Сейчас не помешало бы радио. Ему не настолько нравятся политические кличи на высоких частотах, просто невыносимо ничего не слышать. Никаких сладостных речей, почти полное отсутствие вздохов, только динамичные удары о нëбо и лопающиеся пузыри слюны в самой глотке. Шиндлер держит его за волосы, но без нужной силы, без радости победы, он направляет, снова манипулирует, вызывая судороги. Он хочет свести на нет всю ту кровь, что Амон пролил за будущее Германии, но он — самое грязное, что только было на этой кровати.

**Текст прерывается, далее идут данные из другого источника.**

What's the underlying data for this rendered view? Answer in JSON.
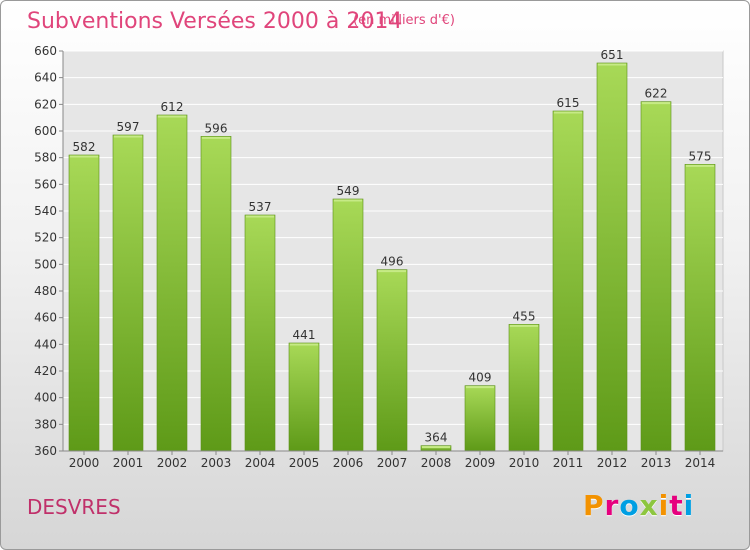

Ни одна немецкая красотка, оказавшаяся в тёплой постели, не была так плоха с моральной точки зрения. Даже если бы одна из тех бледных кукол залила несчастной краснотой пропахшие дешевым мылом простыни — это было бы меньшим преступлением, чем нежность в пальцах, заводящих его грязные волосы за раздражённые фуражкой уши. В Шиндлере есть непростительное стремление к добру, и если бы не взятки позолоченными портсигарами, сигаретами в невообразимых количествах и жадными поцелуями, Оскар бы давно наслаждался белым светом в широкую черную полоску.

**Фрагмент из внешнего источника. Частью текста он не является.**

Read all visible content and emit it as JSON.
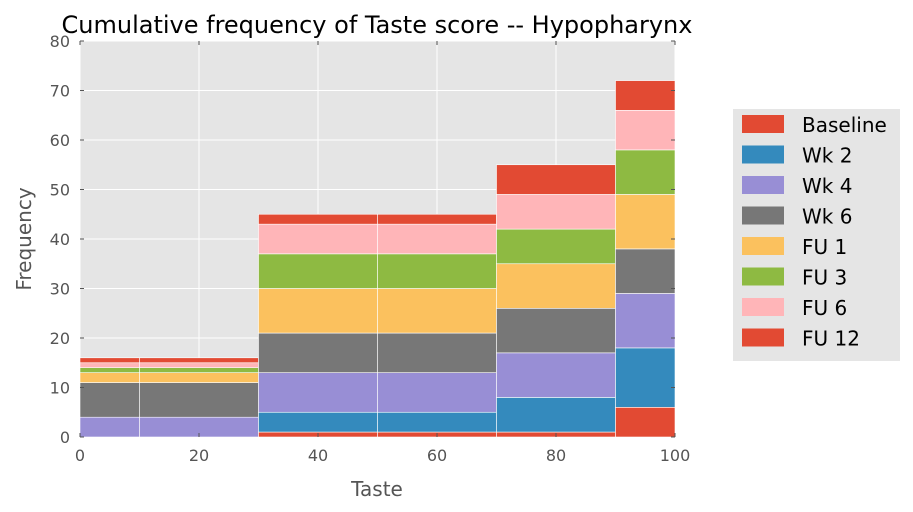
{
  "chart_data": {
    "type": "bar",
    "stacked": true,
    "title": "Cumulative frequency of Taste score -- Hypopharynx",
    "xlabel": "Taste",
    "ylabel": "Frequency",
    "xlim": [
      0,
      100
    ],
    "ylim": [
      0,
      80
    ],
    "xticks": [
      0,
      20,
      40,
      60,
      80,
      100
    ],
    "yticks": [
      0,
      10,
      20,
      30,
      40,
      50,
      60,
      70,
      80
    ],
    "grid": true,
    "legend_position": "right",
    "bins": [
      [
        0,
        10
      ],
      [
        10,
        30
      ],
      [
        30,
        50
      ],
      [
        50,
        70
      ],
      [
        70,
        90
      ],
      [
        90,
        100
      ]
    ],
    "series": [
      {
        "name": "Baseline",
        "color": "#E24A33",
        "values": [
          0,
          0,
          1,
          1,
          1,
          6
        ]
      },
      {
        "name": "Wk 2",
        "color": "#348ABD",
        "values": [
          0,
          0,
          4,
          4,
          7,
          12
        ]
      },
      {
        "name": "Wk 4",
        "color": "#988ED5",
        "values": [
          4,
          4,
          8,
          8,
          9,
          11
        ]
      },
      {
        "name": "Wk 6",
        "color": "#777777",
        "values": [
          7,
          7,
          8,
          8,
          9,
          9
        ]
      },
      {
        "name": "FU 1",
        "color": "#FBC15E",
        "values": [
          2,
          2,
          9,
          9,
          9,
          11
        ]
      },
      {
        "name": "FU 3",
        "color": "#8EBA42",
        "values": [
          1,
          1,
          7,
          7,
          7,
          9
        ]
      },
      {
        "name": "FU 6",
        "color": "#FFB5B8",
        "values": [
          1,
          1,
          6,
          6,
          7,
          8
        ]
      },
      {
        "name": "FU 12",
        "color": "#E24A33",
        "values": [
          1,
          1,
          2,
          2,
          6,
          6
        ]
      }
    ]
  }
}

И Амон мог бы сдать его, оставить навсегда в тюрьме, но в отличие от извилистых слуховых хрящей предпринимателя до его ушей всё же доходит политика. Яркая, как разорванный снаряд, тошнотворная, как сердце, вывалившееся из раскрытой грудной клетки и всё ещё пульсирующее, обречённая, как похоронная телеграмма. Амон никогда не был на самой войне, но достаточно о ней слышать, чтобы знать о грядущем крахе. Это случится не скоро, гораздо раньше, Амон молит об этом жестокого Бога, чем он расстанется с Шиндлером. Пропадёт из его жизни радость, потом герр директор, потом Германия. Запрещённое заповедями и вырванное мужественными зубами из истока последнего Хайдеггеровского Бога, что только посмели исполнить его руки, ему воздастся.
За всё то, что только посмел обдумать его заболевший национальной борьбой мозг.
Оскар прижимает его к себе, заставляет нос упереться в мягкие ткани, в острые волосы, не даёт отстраниться слезливым глазам. Он не мстит и не принуждает, у него привычка властвовать, даже над теми, над кем нельзя. Амон чувствует, как напряжены его бëдра, как вычурная горбинка поднята к красивому потолку, он оставляет на заметном от расстройств печени жире толстые следы трясущихся ладоней. Следы бледные, как черви. Оскар кончает ему в рот, выдыхая горячие, но женские обращения.
Если бы вместо Шиндлера был кто-то ещё, до этого бы не дошло. Это были бы мозги, желтоватым нимбом распластанные по стене, но не послушный глоток отвратительного семени, которое Амон толкает себе пальцами глубже в рот. До самой глотки, до кислот, выплеснувшихся из желудка, до желания сломать череп и отыметь себя в извилины, истекающие серым веществом, оплодотворить белыми каплями, оставшимися под ногтями.
Это не любовь и Амон хотел бы этого не чувствовать. Недостаточно знать, что это чувство — хочется никогда больше его не испытывать. Но он даже не стремиться узнать причины. Он застёгивает Шиндлеру брюки и ложиться рядом. Всё как в тумане — было ли между ними что-то? Может быть, это воспаление от дрянного пойла, и всё только привиделось?
Гëт ищет глазами чужие глаза. Замечает неестественный блеск. В голубых блюдцах видит, как сух его подбородок. Пугается того, как свободно ему в талии. Что расстегнуты его брюки, а в голове слишком пусто и как после оргазма — приятно легко. Шиндлер смотрит на него крупными зрачками. Облизывает блестящие губы. Сводит языком с пальцев свежие белые следы.
Было бы проще быть с ним одним человеком.